Sylvain Sarrazin Sylvain Sarrazin
La Presse

« Pour moi, le gouvernement a eu une réaction excessive. Il y a 500 000 passagers qui embarquent sur 200 navires chaque semaine. En six semaines, il est arrivé deux situations de crise, à bord du Diamond Princess et du Grand Princess, sur plus d’un millier de possibilités », annonce d’emblée Guy Bergeron, propriétaire de Croisières pour tous, une agence de voyage québécoise spécialisée dans ce type de séjours, qui dit observer environ 10 % d’annulations pour le mois de mars. Son entreprise reste pour l’instant dans l’expectative.

« Les croisières, ce n’est pas comme un tout inclus, ça se vend longtemps en avance, pas à la dernière minute. C’est une crise nouvelle et on est comme le gouvernement : on ne sait pas trop quoi faire avec et on réagit au cas par cas. Pour le moment, on répond aux questions des clients et on les informe sur les politiques des compagnies. »

Ces dernières ont d’ailleurs largement assoupli leurs règles pour accommoder les croisiéristes qui suivraient les recommandations lancées lundi par les autorités de la santé publique. La majorité d’entre elles permettent désormais de conserver le crédit d’un séjour et de le reporter dans les deux années à venir, et ce, avec un délai de préavis minimum de 72 ou 48 heures avant le départ. En temps normal, la plupart des compagnies de croisières refusent les annulations demandées moins de 90 jours avant le lancement de la croisière. « C’est un avantage intéressant, parce que les politiques d’annulation ne sont pas très flexibles. Des contrats et des ententes ont déjà été pris, alors ce report peut faciliter les choses », souligne Marc Leclerc, propriétaire de Croisières Amarc, une autre agence proposant exclusivement des séjours sur bateau.

« Ceux qui ont une assurance annulation pourront s’en prévaloir. C’est le message qui va sortir de tout ça : quand vous achetez un voyage, achetez-vous une bonne assurance », lance M.  Leclerc.

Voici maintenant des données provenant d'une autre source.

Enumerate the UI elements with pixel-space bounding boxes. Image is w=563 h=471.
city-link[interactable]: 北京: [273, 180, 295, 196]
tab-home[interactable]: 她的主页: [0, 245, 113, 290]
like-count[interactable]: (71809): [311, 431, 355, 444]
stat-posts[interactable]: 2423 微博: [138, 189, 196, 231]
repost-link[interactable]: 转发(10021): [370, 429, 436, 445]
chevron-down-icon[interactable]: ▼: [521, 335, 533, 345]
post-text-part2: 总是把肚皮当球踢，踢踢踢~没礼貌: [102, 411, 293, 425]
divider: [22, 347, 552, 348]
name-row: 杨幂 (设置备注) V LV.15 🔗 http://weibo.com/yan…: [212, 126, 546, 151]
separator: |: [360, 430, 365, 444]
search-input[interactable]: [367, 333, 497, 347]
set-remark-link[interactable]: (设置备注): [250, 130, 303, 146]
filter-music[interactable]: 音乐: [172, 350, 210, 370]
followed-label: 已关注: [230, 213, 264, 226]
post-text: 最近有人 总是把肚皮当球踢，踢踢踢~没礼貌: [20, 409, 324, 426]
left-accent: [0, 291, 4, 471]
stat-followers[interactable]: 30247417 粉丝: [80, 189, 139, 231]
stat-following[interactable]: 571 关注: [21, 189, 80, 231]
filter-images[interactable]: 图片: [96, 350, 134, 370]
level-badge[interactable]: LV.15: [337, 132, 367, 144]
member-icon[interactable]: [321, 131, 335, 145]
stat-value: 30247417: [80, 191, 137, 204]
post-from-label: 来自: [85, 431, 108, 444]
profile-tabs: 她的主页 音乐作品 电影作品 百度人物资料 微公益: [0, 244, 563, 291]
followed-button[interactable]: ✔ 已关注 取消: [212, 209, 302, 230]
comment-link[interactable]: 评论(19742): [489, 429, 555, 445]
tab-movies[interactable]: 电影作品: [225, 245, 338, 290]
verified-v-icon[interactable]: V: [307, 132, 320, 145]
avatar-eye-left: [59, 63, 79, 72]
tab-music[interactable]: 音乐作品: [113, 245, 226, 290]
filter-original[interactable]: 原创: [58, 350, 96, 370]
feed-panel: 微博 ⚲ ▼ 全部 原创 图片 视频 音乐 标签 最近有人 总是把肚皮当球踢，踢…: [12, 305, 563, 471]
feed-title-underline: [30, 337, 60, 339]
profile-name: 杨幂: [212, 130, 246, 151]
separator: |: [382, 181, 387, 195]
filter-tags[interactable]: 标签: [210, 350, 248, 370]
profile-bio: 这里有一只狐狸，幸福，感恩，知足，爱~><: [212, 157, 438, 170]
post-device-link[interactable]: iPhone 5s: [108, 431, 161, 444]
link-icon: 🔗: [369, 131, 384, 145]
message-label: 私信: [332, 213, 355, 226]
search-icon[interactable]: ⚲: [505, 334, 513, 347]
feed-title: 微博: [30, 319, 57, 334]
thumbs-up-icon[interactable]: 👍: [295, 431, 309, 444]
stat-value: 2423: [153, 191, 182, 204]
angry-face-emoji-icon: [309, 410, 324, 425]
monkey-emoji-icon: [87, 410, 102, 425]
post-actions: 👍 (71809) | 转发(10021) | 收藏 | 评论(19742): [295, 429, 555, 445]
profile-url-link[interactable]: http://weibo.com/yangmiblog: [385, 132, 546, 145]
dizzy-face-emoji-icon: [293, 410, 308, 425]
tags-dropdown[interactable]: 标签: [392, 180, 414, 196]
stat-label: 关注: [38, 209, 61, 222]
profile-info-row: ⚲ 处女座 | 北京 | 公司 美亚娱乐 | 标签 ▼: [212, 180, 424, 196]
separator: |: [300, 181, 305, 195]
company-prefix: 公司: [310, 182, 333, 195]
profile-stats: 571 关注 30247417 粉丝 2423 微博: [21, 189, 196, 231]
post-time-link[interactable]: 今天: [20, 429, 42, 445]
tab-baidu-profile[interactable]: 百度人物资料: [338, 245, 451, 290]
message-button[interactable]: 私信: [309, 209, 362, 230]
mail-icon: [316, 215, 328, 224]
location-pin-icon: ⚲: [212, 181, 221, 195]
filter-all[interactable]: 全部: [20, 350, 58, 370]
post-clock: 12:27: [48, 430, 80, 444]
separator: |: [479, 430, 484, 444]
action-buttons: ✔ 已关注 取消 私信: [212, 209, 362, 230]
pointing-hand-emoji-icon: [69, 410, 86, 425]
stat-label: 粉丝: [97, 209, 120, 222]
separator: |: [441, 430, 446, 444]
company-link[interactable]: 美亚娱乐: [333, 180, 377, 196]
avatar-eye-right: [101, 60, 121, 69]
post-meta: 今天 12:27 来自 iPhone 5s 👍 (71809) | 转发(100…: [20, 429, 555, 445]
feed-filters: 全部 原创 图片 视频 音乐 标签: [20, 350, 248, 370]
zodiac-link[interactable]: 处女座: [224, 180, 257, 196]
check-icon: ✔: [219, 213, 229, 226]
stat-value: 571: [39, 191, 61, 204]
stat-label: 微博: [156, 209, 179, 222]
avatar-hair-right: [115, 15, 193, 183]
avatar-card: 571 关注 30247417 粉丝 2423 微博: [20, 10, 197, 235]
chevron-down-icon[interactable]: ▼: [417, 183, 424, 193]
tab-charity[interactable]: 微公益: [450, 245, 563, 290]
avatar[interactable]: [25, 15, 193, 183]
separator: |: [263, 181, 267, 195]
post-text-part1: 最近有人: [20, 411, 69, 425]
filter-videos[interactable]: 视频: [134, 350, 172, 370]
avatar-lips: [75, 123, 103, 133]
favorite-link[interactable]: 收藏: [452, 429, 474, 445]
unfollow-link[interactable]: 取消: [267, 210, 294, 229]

Par ailleurs, une conférence des croisières est programmée le 4 avril à Longueuil, réunissant plusieurs grands noms de l’industrie. Au moment de publier, l’événement est toujours prévu, mais les organisateurs se demandent toutefois s’il est responsable de réunir une foule de participants en ces temps troublés. « Les gens auraient justement des questions à ce sujet pour les croisiéristes. Pour l’instant, c’est encore au programme », indique Marc Leclerc.